Teaching With Archives
The mission of the archives is pedagogical at its core. We do instruction for classes, collaborate with faculty on curriculum planning, and consult with students about their research. We support all Barnard departments and also partner with middle and high school classes as well as support extracurricular research for Barnard students. Please contact us at firstname.lastname@example.org if you're interested in teaching with archives.
Teaching with archives can help achieve several pedagogical goals:
- Build critical archival and primary source research skills, for analysis and use of paper/analog collections as well as digitized and born-digital archives and primary source databases
- Deepen subject understanding of course topics with relevant primary sources from Barnard Archives collections and digitized materials
- Support historically-focused senior thesis or capstone research (with materials from the Barnard Archives as well as from other repositories) in a variety of disciplines
- Understand material culture and strengthen close reading skills of documents
- Extract and analyze data from archival collections
- Create and curate digital humanities projects, exhibits, and creative projects with archival materials
- Build personal and collective archives and learn personal digital preservation skills including web archiving and digital curation
We offer multiple tiers of instruction to fit your pedagogical needs:
An introduction to critical archival theory and research tailored to the learning objectives and topics of a course. Sessions typically include discussion around definitions of archives, an overview of archival labor and how archival collections are mediated, strategies for accessing archival materials, and an interactive document analysis workshop using materials from the Barnard Archives followed by discussion. We also offer one-class intros to finding and using primary sources (including but not limited to archival materials) and can develop research guides for classes or specific topics.

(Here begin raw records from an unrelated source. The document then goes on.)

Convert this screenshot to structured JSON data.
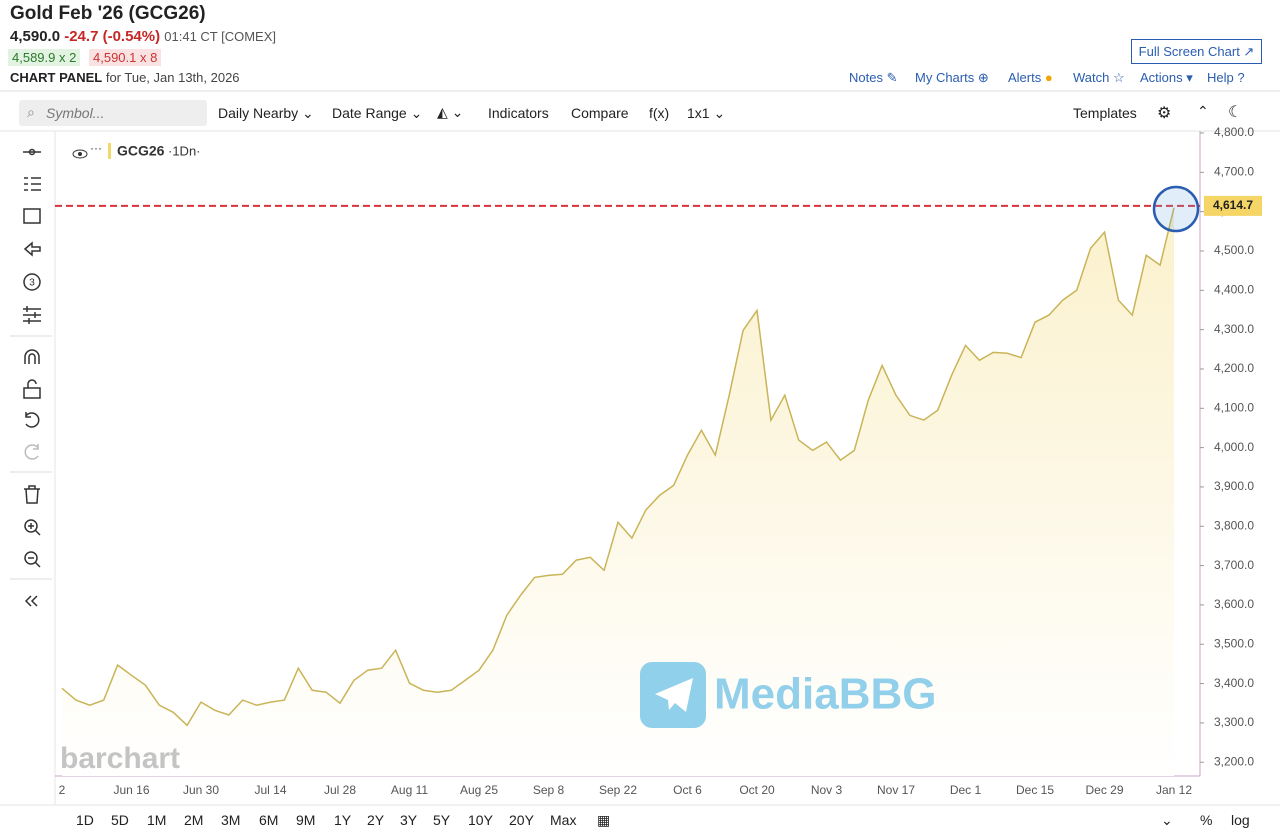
{
  "header": {
    "title": "Gold Feb '26 (GCG26)",
    "last": "4,590.0",
    "change": "-24.7 (-0.54%)",
    "time": "01:41 CT [COMEX]",
    "bid": "4,589.9 x 2",
    "ask": "4,590.1 x 8",
    "panel": "CHART PANEL",
    "panel_date": "for Tue, Jan 13th, 2026",
    "fullscreen": "Full Screen Chart",
    "nav": [
      "Notes",
      "My Charts",
      "Alerts",
      "Watch",
      "Actions",
      "Help"
    ]
  },
  "toolbar": {
    "search": "Symbol...",
    "items": [
      "Daily Nearby",
      "Date Range",
      "Indicators",
      "Compare",
      "f(x)",
      "1x1"
    ],
    "templates": "Templates",
    "tool_badge": "3"
  },
  "chart_data": {
    "type": "area",
    "series": [
      {
        "name": "GCG26",
        "color": "#c9b458",
        "fill": "#fbf1cc",
        "values": [
          3388,
          3358,
          3345,
          3358,
          3447,
          3421,
          3396,
          3345,
          3327,
          3294,
          3353,
          3332,
          3320,
          3358,
          3345,
          3353,
          3358,
          3439,
          3383,
          3378,
          3350,
          3408,
          3434,
          3439,
          3485,
          3401,
          3383,
          3378,
          3383,
          3408,
          3434,
          3485,
          3574,
          3625,
          3670,
          3675,
          3678,
          3714,
          3721,
          3688,
          3810,
          3770,
          3841,
          3879,
          3904,
          3981,
          4044,
          3981,
          4133,
          4298,
          4349,
          4070,
          4133,
          4019,
          3993,
          4014,
          3968,
          3993,
          4120,
          4209,
          4133,
          4082,
          4070,
          4095,
          4184,
          4260,
          4222,
          4242,
          4240,
          4229,
          4319,
          4337,
          4375,
          4400,
          4507,
          4548,
          4375,
          4337,
          4489,
          4464,
          4610
        ]
      }
    ],
    "interval_label": "·1Dn·",
    "categories": [
      "2",
      null,
      null,
      null,
      null,
      "Jun 16",
      null,
      null,
      null,
      null,
      "Jun 30",
      null,
      null,
      null,
      null,
      "Jul 14",
      null,
      null,
      null,
      null,
      "Jul 28",
      null,
      null,
      null,
      null,
      "Aug 11",
      null,
      null,
      null,
      null,
      "Aug 25",
      null,
      null,
      null,
      null,
      "Sep 8",
      null,
      null,
      null,
      null,
      "Sep 22",
      null,
      null,
      null,
      null,
      "Oct 6",
      null,
      null,
      null,
      null,
      "Oct 20",
      null,
      null,
      null,
      null,
      "Nov 3",
      null,
      null,
      null,
      null,
      "Nov 17",
      null,
      null,
      null,
      null,
      "Dec 1",
      null,
      null,
      null,
      null,
      "Dec 15",
      null,
      null,
      null,
      null,
      "Dec 29",
      null,
      null,
      null,
      null,
      "Jan 12"
    ],
    "ylim": [
      3165,
      4800
    ],
    "yticks": [
      {
        "value": 3200,
        "label": "3,200.0"
      },
      {
        "value": 3300,
        "label": "3,300.0"
      },
      {
        "value": 3400,
        "label": "3,400.0"
      },
      {
        "value": 3500,
        "label": "3,500.0"
      },
      {
        "value": 3600,
        "label": "3,600.0"
      },
      {
        "value": 3700,
        "label": "3,700.0"
      },
      {
        "value": 3800,
        "label": "3,800.0"
      },
      {
        "value": 3900,
        "label": "3,900.0"
      },
      {
        "value": 4000,
        "label": "4,000.0"
      },
      {
        "value": 4100,
        "label": "4,100.0"
      },
      {
        "value": 4200,
        "label": "4,200.0"
      },
      {
        "value": 4300,
        "label": "4,300.0"
      },
      {
        "value": 4400,
        "label": "4,400.0"
      },
      {
        "value": 4500,
        "label": "4,500.0"
      },
      {
        "value": 4600,
        "label": "4,600.0"
      },
      {
        "value": 4700,
        "label": "4,700.0"
      },
      {
        "value": 4800,
        "label": "4,800.0"
      }
    ],
    "grid": false,
    "price_line": {
      "value": 4614.7,
      "label": "4,614.7",
      "color": "#d9323b"
    }
  },
  "footer": {
    "periods": [
      "1D",
      "5D",
      "1M",
      "2M",
      "3M",
      "6M",
      "9M",
      "1Y",
      "2Y",
      "3Y",
      "5Y",
      "10Y",
      "20Y",
      "Max"
    ],
    "percent": "%",
    "log": "log"
  },
  "watermarks": {
    "brand": "barchart",
    "overlay": "MediaBBG"
  }
}
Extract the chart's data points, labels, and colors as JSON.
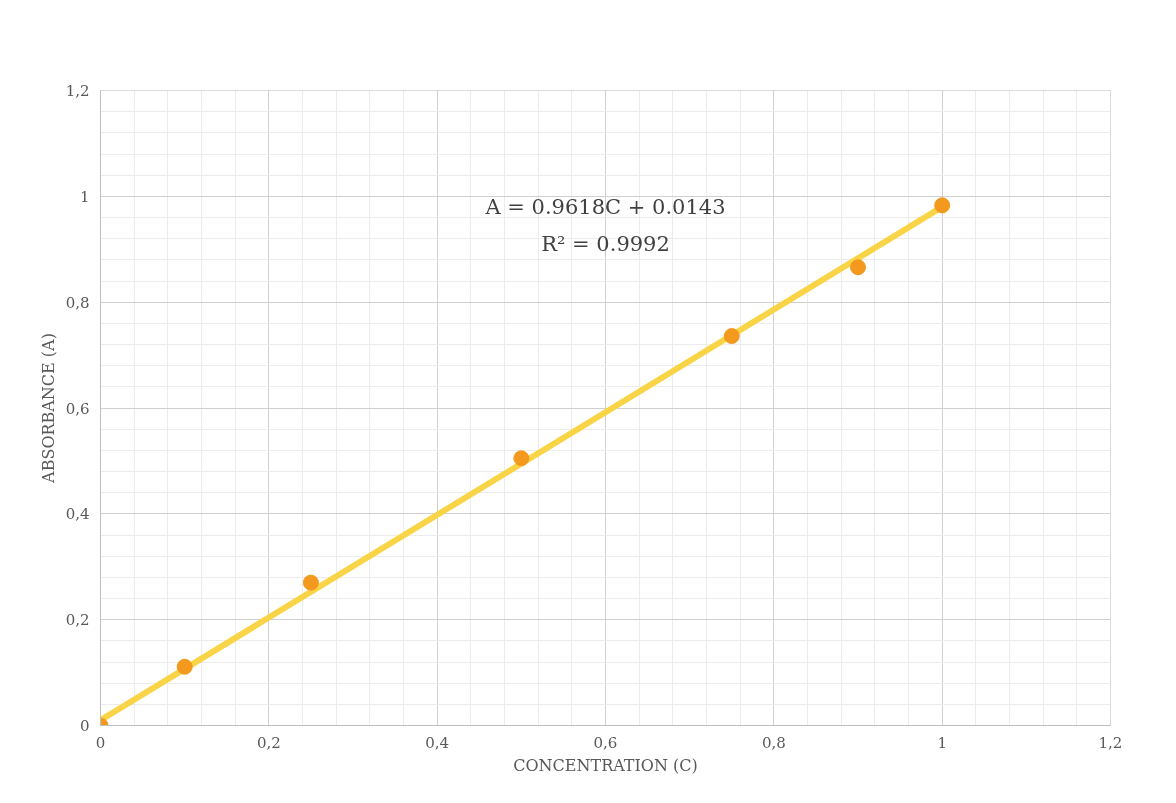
{
  "chart_data": {
    "type": "scatter",
    "xlabel": "CONCENTRATION (C)",
    "ylabel": "ABSORBANCE (A)",
    "annotations": [
      "A = 0.9618C + 0.0143",
      "R² = 0.9992"
    ],
    "series": [
      {
        "color": "#f39a1e",
        "x": [
          0,
          0.1,
          0.25,
          0.5,
          0.75,
          0.9,
          1
        ],
        "values": [
          0,
          0.111,
          0.27,
          0.505,
          0.736,
          0.866,
          0.983
        ],
        "marker": "circle"
      },
      {
        "type": "line",
        "color": "#f9d447",
        "x": [
          0,
          1
        ],
        "values": [
          0.01,
          0.98
        ],
        "line_style": "solid"
      }
    ],
    "xlim": [
      0,
      1.2
    ],
    "ylim": [
      0,
      1.2
    ],
    "xticks": [
      0,
      {
        "value": 0.04,
        "label": null
      },
      {
        "value": 0.08,
        "label": null
      },
      {
        "value": 0.12,
        "label": null
      },
      {
        "value": 0.16,
        "label": null
      },
      {
        "value": 0.2,
        "label": "0,2"
      },
      {
        "value": 0.24,
        "label": null
      },
      {
        "value": 0.28,
        "label": null
      },
      {
        "value": 0.32,
        "label": null
      },
      {
        "value": 0.36,
        "label": null
      },
      {
        "value": 0.4,
        "label": "0,4"
      },
      {
        "value": 0.44,
        "label": null
      },
      {
        "value": 0.48,
        "label": null
      },
      {
        "value": 0.52,
        "label": null
      },
      {
        "value": 0.56,
        "label": null
      },
      {
        "value": 0.6,
        "label": "0,6"
      },
      {
        "value": 0.64,
        "label": null
      },
      {
        "value": 0.68,
        "label": null
      },
      {
        "value": 0.72,
        "label": null
      },
      {
        "value": 0.76,
        "label": null
      },
      {
        "value": 0.8,
        "label": "0,8"
      },
      {
        "value": 0.84,
        "label": null
      },
      {
        "value": 0.88,
        "label": null
      },
      {
        "value": 0.92,
        "label": null
      },
      {
        "value": 0.96,
        "label": null
      },
      1,
      {
        "value": 1.04,
        "label": null
      },
      {
        "value": 1.08,
        "label": null
      },
      {
        "value": 1.12,
        "label": null
      },
      {
        "value": 1.16,
        "label": null
      },
      {
        "value": 1.2,
        "label": "1,2"
      }
    ],
    "yticks": [
      0,
      {
        "value": 0.04,
        "label": null
      },
      {
        "value": 0.08,
        "label": null
      },
      {
        "value": 0.12,
        "label": null
      },
      {
        "value": 0.16,
        "label": null
      },
      {
        "value": 0.2,
        "label": "0,2"
      },
      {
        "value": 0.24,
        "label": null
      },
      {
        "value": 0.28,
        "label": null
      },
      {
        "value": 0.32,
        "label": null
      },
      {
        "value": 0.36,
        "label": null
      },
      {
        "value": 0.4,
        "label": "0,4"
      },
      {
        "value": 0.44,
        "label": null
      },
      {
        "value": 0.48,
        "label": null
      },
      {
        "value": 0.52,
        "label": null
      },
      {
        "value": 0.56,
        "label": null
      },
      {
        "value": 0.6,
        "label": "0,6"
      },
      {
        "value": 0.64,
        "label": null
      },
      {
        "value": 0.68,
        "label": null
      },
      {
        "value": 0.72,
        "label": null
      },
      {
        "value": 0.76,
        "label": null
      },
      {
        "value": 0.8,
        "label": "0,8"
      },
      {
        "value": 0.84,
        "label": null
      },
      {
        "value": 0.88,
        "label": null
      },
      {
        "value": 0.92,
        "label": null
      },
      {
        "value": 0.96,
        "label": null
      },
      1,
      {
        "value": 1.04,
        "label": null
      },
      {
        "value": 1.08,
        "label": null
      },
      {
        "value": 1.12,
        "label": null
      },
      {
        "value": 1.16,
        "label": null
      },
      {
        "value": 1.2,
        "label": "1,2"
      }
    ],
    "grid": true
  }
}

Examples of course collaborations involving one-class intro sessions have included:
- Urban Studies Junior Seminar
- American Studies Junior Colloquium, Senior Seminar, and electives
- History Senior Seminar and electives
- English Survey of American Literature, 1871-1945
- Political Science Research Methods
- Art History Art/Work: Sex, Aesthetics, and Capitalism
- Religion Indigenous Religious Histories
- Sociology Senior Seminar
- Teacher’s College Historical Methods (graduate school class)
- Youth Historians in Harlem (high school class)
For examples of lesson plans that could either be taught as one-class sessions or scaffolded, see Sarah Barlow-Ochshorn's (graduate fellow, 2021-2022) Writing with the Archives mini-workshop series.
A more involved collaboration in curricular and syllabus planning, multiple instruction sessions, and projects structured around archival research, archival digitization, and/or digital humanities projects. Typically these embedded courses involve collaboration with our colleagues in the personal librarians program and in the Milstein Centers.
Examples of semester-long course collaborations have included:
A one-class or half-class long discussion of personal digital archiving and submitting work to Academic Commons, typically for graduating seniors. Sessions include a discussion of strategies for preserving personal and curricular digital materials, helpful tools, and how to submit to Academic Commons.
Collections for Teaching
Are you interested in teaching with materials from the Barnard Archives? Using our finding collections page, you can search for materials that fit your pedagogical goals and the topical area of your course. Collection strengths include histories of feminist organizing; reproductive justice; the history of Barnard and education in the 20th century; feminist artists, authors, and scholars; and zine culture and zinesters. Please contact us at email@example.com for more assistance, and we’ll be happy to recommend collections.
We offer research consultations to Barnard and Columbia students doing primary source and/or archival research. We can also set up blocks of time for drop-ins or group consultations for your class; please contact us at firstname.lastname@example.org before adding this to your syllabus.
We also offer consultations to staff, faculty, and researchers doing research in the Barnard Archives and Special Collections and consult on archival and digital preservation questions.